Well, a lot more happened and for those who do not know I love Pro wrestling. Yes, it is fake I know still don’t care because the stories and the personalities can be just as engrossing, as inviting as any other platform to tell a story. So brings us to the second man that showed me the meaning of a good fight and helped me understand a little more about myself.

He works in the WWE as William Regal. I tried to be the goody two shoes and I couldn’t stand myself. I cannot think the world will be at peace and stand up for all the goodness in the world as much as I want to see it win. He had faced alcohol and substance issues for many years and lost the chance to be a World Heavyweight Champion, but he survived and many years after claiming himself a “villain” he won king of the ring. He did it because he loved it, and he felt he could contribute something to it. Despite being a bad guy in his own eyes he helped me learn it is okay to be whoever you are. Learn from your mistakes and keep going was another thing I had learned and he was a major reason in that.

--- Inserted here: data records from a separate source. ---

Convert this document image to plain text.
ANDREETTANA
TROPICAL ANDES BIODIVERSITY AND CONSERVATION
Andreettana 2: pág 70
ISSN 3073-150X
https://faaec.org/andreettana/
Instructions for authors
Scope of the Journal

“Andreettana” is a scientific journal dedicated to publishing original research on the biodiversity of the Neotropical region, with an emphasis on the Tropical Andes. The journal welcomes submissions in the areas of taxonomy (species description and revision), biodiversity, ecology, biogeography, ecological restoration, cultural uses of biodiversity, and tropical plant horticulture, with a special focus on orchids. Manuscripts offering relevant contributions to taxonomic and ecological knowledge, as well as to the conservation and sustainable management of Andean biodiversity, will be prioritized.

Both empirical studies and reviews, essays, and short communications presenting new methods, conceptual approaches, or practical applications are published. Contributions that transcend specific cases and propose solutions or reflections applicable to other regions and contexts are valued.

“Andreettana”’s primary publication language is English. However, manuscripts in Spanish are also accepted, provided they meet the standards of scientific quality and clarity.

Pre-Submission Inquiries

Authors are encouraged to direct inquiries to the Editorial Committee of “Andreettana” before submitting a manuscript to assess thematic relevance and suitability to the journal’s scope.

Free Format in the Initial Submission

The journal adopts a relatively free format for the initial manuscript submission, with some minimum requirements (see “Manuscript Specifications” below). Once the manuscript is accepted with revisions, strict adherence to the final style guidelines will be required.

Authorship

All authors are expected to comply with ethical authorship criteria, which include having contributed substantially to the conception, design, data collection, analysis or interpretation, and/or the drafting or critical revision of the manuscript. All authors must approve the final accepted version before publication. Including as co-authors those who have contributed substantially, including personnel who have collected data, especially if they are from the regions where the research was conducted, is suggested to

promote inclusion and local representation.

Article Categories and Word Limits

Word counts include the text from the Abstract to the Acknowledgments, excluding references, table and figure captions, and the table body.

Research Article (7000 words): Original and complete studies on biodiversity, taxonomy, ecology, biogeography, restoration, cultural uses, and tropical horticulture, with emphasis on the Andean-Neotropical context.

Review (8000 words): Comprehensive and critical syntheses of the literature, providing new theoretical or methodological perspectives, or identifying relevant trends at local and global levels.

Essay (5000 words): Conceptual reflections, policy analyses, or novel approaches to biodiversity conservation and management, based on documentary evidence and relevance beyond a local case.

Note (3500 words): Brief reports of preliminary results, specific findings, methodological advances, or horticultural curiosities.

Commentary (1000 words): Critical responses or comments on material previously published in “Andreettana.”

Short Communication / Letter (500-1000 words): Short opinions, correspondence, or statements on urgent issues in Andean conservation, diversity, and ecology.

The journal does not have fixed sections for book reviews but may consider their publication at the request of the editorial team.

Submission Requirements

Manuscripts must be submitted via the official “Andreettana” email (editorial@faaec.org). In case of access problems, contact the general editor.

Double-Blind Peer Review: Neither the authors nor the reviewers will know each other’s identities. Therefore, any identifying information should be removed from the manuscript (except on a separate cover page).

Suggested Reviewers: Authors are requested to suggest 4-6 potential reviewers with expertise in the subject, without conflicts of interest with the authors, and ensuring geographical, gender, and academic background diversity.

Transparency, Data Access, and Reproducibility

I am a bitter, jaded, angry sometimes brutal individual that wants everyone to be happy. Everyone has the right to be happy, and while I don’t know the best way to do it I will fight for it. I have never been arrested or charged with any of the idiotic things I have done and I am thankful. I learned the meaning of a good fight without having to pay a higher price for it. I learned it is okay to be a villain. I will be the guy in the black hat and hopefully someone has fun wearing the white hat.

Every so often I will have a story of some of my villainous acts. You may find them to be funny times of a kid who didn’t know anything and still doesn’t or stories about someone just trying to make a little sense about fighting for what’s close to heart.